Periodic Reporting for period 3 - NEUROMEM (A Neurocomputational Model of Episodic Memory)
Période du rapport: 2019-10-01 au 2021-03-31
We have provided a detailed model of spatial memory and imagery, incorporating representations of objects into egocentric parietal and allocentric medial temporal representations to combine the content and context of an experience within flexible representations (Bicanski and Burgess, 2018). This new model offers an account on how the brain stores complex representations in memory, via associating the content of an experience with the surrounding context, and can flexibly use these representations to generate imagery to guide future behaviour. This model also incorporates the provision for imagined movement via connections between grid cells in entorhinal cortex and hippocampal place cells. The model is important in consolidating our understanding and making predictions about how memories are formed, retrieved and updated within a complex system of brain regions.
To investigate and model the interactions between place cells and grid cells to support dynamic imagery and memory representations, we have recently proposed a model of recognition memory in which grid cells encode translation vectors between features of an attended stimulus and thus guide eye movements between expected features to accumulate evidence to identify experienced stimuli (Bicanski and Burgess, 2019). The model is timely in providing a neural account of recent empirical data demonstrating the grid cells show responses coupled with eye movements in non-human primates and humans.
To examine the associative structure of long-term memory and its reactivation at retrieval via hippocampal pattern completion, we have provided an account of how negative experiences can affect memory and contribute to memory disturbances often seen in posttraumatic stress disorder (PTSD; Bisby and Burgess, 2017). This review consolidates the current empirical evidence and makes novel predictions about how negative experiences can affect amygdala- and hippocampal-dependent memory in opposing ways, strengthening memory for the negative content and weakening the associative and contextual structure of the memory representation. The result of these opposing interactions are thought to support distressing intrusive imagery in PTSD. We have expanded this work further, carrying out behavioural experiments to assess the associative structure of negative events in memory and the way in which they are retrieved. The results of this work support our initial proposals, that negative events weaken the associative structure of memory representations to disrupt pattern completion processes leading to memories being retrieved in a less holistic manner (Bisby et al., 2018). This work also utilises computation modelling to account for the neural mechanisms how negative events can alter hippocampal function to reduce memory coherence via a Hopfield model of associative learning in the hippocampus.

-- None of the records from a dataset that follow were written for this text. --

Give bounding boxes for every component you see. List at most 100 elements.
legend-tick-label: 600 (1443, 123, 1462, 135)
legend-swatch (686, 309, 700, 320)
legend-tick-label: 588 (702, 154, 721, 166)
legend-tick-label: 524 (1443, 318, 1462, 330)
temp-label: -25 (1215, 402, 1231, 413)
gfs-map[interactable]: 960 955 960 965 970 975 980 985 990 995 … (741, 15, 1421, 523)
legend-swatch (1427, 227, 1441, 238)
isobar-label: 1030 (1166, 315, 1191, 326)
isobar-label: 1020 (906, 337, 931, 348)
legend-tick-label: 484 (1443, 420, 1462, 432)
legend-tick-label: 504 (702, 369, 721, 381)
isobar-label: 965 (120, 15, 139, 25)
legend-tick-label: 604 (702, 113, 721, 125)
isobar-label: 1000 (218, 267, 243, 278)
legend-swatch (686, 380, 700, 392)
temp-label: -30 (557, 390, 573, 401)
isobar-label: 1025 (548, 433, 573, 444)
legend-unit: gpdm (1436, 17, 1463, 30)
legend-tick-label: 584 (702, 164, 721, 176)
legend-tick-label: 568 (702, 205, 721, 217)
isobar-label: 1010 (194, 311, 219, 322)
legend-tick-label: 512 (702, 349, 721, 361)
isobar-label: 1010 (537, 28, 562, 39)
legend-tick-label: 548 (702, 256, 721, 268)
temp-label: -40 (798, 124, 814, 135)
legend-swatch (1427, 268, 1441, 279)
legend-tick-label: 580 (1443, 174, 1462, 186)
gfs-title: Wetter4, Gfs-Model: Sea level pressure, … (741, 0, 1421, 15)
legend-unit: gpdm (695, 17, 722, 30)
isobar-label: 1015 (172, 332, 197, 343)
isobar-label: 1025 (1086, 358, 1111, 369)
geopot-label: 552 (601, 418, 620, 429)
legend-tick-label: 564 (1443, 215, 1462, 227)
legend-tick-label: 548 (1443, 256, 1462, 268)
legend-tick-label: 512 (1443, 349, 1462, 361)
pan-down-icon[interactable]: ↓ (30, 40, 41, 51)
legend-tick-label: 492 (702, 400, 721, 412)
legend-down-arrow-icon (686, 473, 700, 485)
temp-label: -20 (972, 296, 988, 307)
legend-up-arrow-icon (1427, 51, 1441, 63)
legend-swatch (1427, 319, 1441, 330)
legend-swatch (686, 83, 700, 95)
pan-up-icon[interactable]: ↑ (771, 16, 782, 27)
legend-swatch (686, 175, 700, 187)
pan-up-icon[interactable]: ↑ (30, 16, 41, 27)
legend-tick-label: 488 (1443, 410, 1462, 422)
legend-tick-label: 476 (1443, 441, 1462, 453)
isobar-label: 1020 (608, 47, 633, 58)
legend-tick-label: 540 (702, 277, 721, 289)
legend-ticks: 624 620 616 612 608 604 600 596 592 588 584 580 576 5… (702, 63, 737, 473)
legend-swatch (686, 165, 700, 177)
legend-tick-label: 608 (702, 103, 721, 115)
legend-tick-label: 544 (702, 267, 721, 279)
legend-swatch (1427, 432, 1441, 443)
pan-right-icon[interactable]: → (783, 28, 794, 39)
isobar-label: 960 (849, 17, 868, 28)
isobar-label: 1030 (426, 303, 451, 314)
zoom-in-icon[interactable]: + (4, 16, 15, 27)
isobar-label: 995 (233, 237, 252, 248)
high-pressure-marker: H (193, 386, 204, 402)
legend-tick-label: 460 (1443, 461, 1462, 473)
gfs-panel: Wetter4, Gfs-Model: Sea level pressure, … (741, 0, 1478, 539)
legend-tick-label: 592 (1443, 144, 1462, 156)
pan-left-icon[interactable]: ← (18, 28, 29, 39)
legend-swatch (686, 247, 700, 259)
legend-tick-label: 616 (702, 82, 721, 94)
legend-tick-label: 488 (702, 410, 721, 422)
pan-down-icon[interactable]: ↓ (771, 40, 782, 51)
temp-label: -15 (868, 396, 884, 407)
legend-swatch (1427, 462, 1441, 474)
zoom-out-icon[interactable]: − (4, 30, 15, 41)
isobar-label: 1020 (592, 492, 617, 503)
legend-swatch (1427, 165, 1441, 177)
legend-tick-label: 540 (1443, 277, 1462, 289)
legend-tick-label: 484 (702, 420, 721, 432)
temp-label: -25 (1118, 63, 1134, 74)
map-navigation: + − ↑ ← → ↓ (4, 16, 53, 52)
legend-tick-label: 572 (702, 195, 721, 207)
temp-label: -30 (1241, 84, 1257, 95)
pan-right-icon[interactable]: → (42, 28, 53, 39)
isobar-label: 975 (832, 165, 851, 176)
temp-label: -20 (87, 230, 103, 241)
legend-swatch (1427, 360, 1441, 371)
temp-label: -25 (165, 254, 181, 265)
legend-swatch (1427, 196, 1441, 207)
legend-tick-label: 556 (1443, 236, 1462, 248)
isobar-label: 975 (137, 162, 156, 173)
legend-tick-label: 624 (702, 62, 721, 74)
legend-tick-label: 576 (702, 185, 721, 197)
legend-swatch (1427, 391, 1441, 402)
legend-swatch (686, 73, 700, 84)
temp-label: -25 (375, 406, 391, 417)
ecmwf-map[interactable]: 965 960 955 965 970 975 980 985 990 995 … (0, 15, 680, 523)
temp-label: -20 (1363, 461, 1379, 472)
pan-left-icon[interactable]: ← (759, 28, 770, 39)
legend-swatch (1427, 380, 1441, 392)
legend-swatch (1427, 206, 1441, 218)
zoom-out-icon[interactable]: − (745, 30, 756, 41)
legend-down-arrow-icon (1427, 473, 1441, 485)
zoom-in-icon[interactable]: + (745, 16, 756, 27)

In collaboration with research projects with other funding streams, we have also assessed the way in which sequence information is incorporated within memory representations. To do this, we have combined a sequential motor learning task with magnetoencephalography (MEG) to investigate the temporal dynamics of brain areas required to retrieve sequence information associated with action responses (Kornysheva et al., 2019). We show that the brain learns and controls multiple sequences of complex actions by flexibly combining distinct representations of the actions required, the interval timing and the sequence position. In addition, we have examining oscillatory changes within the hippocampus, utilising desktop virtual reality to assess spatial memory and examining intracranial recordings from electrodes targeting the hippocampus in epilepsy patients admitted for pre-surgical monitoring (Bush et al., 2017). This work demonstrates how power increases in the theta range are observed prior to and during navigation to remembered objects, shedding light on the dynamics that occur during memory retrieval and navigation. We have also used a similar virtual reality approach combined with fMRI to examine the brain areas involved in learning about locations within an environment that might predict a mild aversive shock to the wrist (Suarez-Jimenez et al., 2017). Results highlight distinct networks that work in concert to support learning about the spatial environment and whether an individual will likely encounter a threat within the environment. These findings are important in understanding how anxiety influences spatial memory and how learning might be altered in anxiety disorders.
For the remaining period of the project, we will continue to use novel approaches in behavioural tests, neuroimaging and computational modelling and advanced analysis methods to understand the brain systems involved in human memory. We envisage that future studies within the project will generate results that have further our understanding of the role of the hippocampus in memory storage and retrieval and how sub-regions differently contribute to these processes. One particular focus will be on finding out how the spatial system (comprising place cells, grid cells etc) supports sequential memory - a seemingly non-spatial function which is critical to episodic memory. We also expect to further our previous work on how negative events can influence the brain systems involved in memory and how alterations might lead to intrusive memories, a prominent feature in posttraumatic stress disorder.